Contratto Nazionale Enti Locali: a che punto siamo?

lentepubblica.it • 28 Agosto 2018

contratto-nazionale-enti-localiContratto Nazionale Enti Locali: a che punto siamo? Dopo mesi dalla fatidica firma ancora non sembra tutto totalmente chiaro. Ed emergono criticità.
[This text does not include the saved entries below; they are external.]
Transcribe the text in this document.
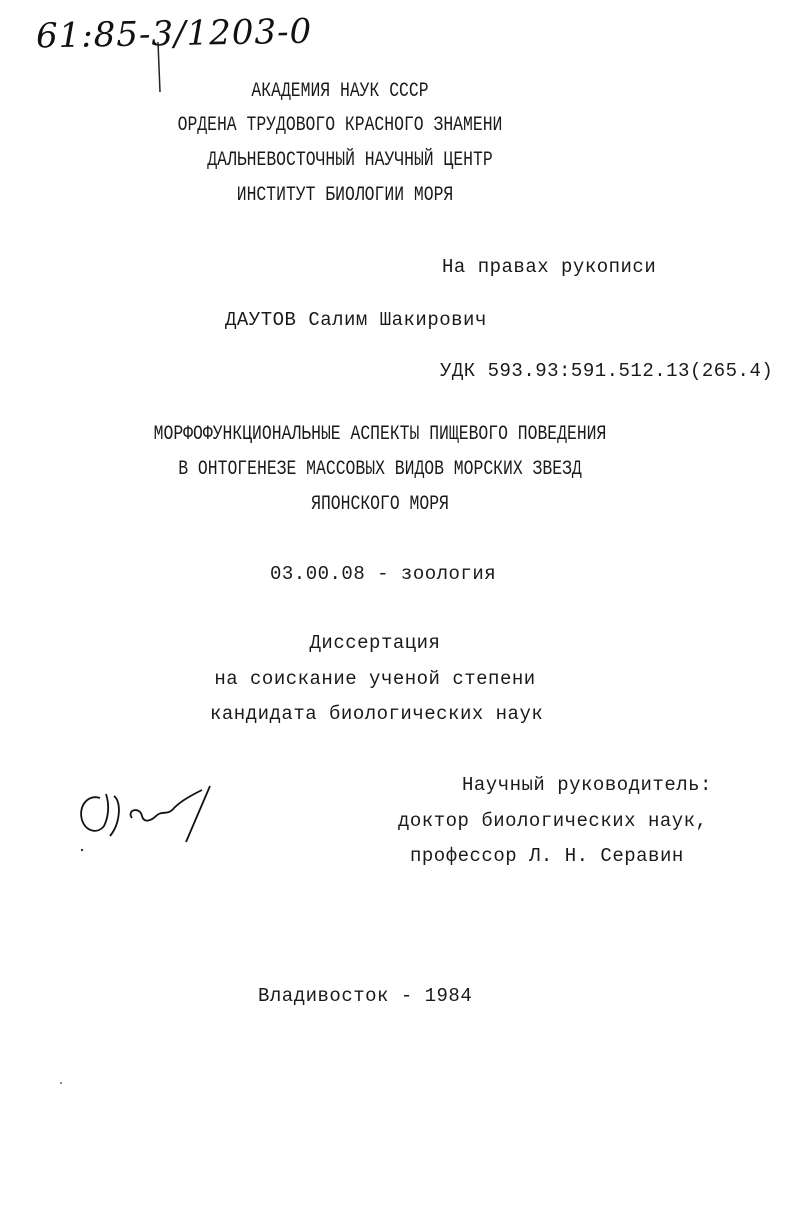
61:85-3/1203-0
АКАДЕМИЯ НАУК СССР
ОРДЕНА ТРУДОВОГО КРАСНОГО ЗНАМЕНИ
ДАЛЬНЕВОСТОЧНЫЙ НАУЧНЫЙ ЦЕНТР
ИНСТИТУТ БИОЛОГИИ МОРЯ
На правах рукописи
ДАУТОВ Салим Шакирович
УДК 593.93:591.512.13(265.4)
МОРФОФУНКЦИОНАЛЬНЫЕ АСПЕКТЫ ПИЩЕВОГО ПОВЕДЕНИЯ
В ОНТОГЕНЕЗЕ МАССОВЫХ ВИДОВ МОРСКИХ ЗВЕЗД
ЯПОНСКОГО МОРЯ
03.00.08 - зоология
Диссертация
на соискание ученой степени
кандидата биологических наук
Научный руководитель:
доктор биологических наук,
профессор Л. Н. Серавин
Владивосток - 1984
Come è risaputo, il contratto, CCNL Enti Locali, concerne il periodo 1° gennaio 2016 – 31 dicembre 2018, sia per la parte giuridica che per la parte economica. il Contratto deriva dalla ormai famosa sentenza della Consulta sul blocco degli scatti perequativi dello stipendio per tutti i lavoratori statali. La sottoscrizione dei Ccnl 2016-2018 per questi comparti è arrivata all’Aran il 20 maggio scorso, dopo il passaggio ed il relativo via libera dei documenti alla Corte dei Conti.

 

Il nuovo CCNL (in allegato a questo articolo) ha previsto un aumento salariale in busta paga di 85 euro mensili (in media) per i 467 mila dipendenti che lavorano all’interno degli Enti locali. A questo link un approfondimento sulle tabelle con le cifre degli aumenti.

 

Ma qual è la situazione attuale? Sta andando tutto secondo copione oppure no?

 

L’intervento dell’ARAN

 

Sul terreno dei benefici economici viene chiarito che gli Enti non possono aumentare le risorse destinate al lavoro straordinario, che il finanziamento del differenziale delle progressioni economiche deve essere collocato al di fuori del tetto del fondo, che i risparmi sul salario accessorio delle posizioni organizzative possono incrementare il fondo per la contrattazione decentrata solamente se permanenti.

 

Contratti integrativi decentrati

 

Le organizzazioni sindacali stanno proponendo alle amministrazioni delle bozze di piattaforma per la stipula del Contratto integrativo decentrato. Ma tutti gli enti riusciranno a stipulare il CCDI entro l’anno? C’è l’ipotesi da contrattare con i suoi limiti, la relazione illustrativa, quella tecnico finanziaria, il parere dell’organo di revisione e la stipula definitiva. E tutto questo complica la situazione.

 

Elemento perequativo

 

Uno dei nodi gordiani che complica il quadro c’è il c.d. elemento perequativo, finalizzato a scongiurare il rischio di aumenti sotto-soglia. Come noto, in tal caso l’onere finanziario è interamente a carico dei bilanci locali: sarà comunque possibile procedere alle variazioni di bilancio necessarie a pagare le nuove competenze e gli arretrati.

 

L’allarme della CISL FP

 

La CISL FP Ragusa ha lanciato un allarme sulla situazione attuale e sulle criticità:

 

Sarà necessario sollecitare gli enti che non hanno ancora provveduto a erogare gli aumenti salariali. Il contratto di lavoro, a tal proposito, ha fissato una tempistica ben precisa che andava e va rispettata. Continueremo, quindi, a farci portavoce della recrudescenza di carattere sociale provocata dal prelievo forzoso nei confronti di Province regionali (ci si riferisce al caso di Ragusa, ndr) da parte di Stato e Regione in aggiunta al sempre minore e ritardato trasferimento di risorse finanziarie, la cui risoluzione passa però per i tavoli regionali e nazionali, con grave pregiudizio nella determinazione del dissesto degli enti e, in conseguenza all’intuibile disagio dovuto alla ritardata erogazione degli stipendi ai dipendenti, del fisiologico abbassamento del livello dei servizi alla cittadinanza.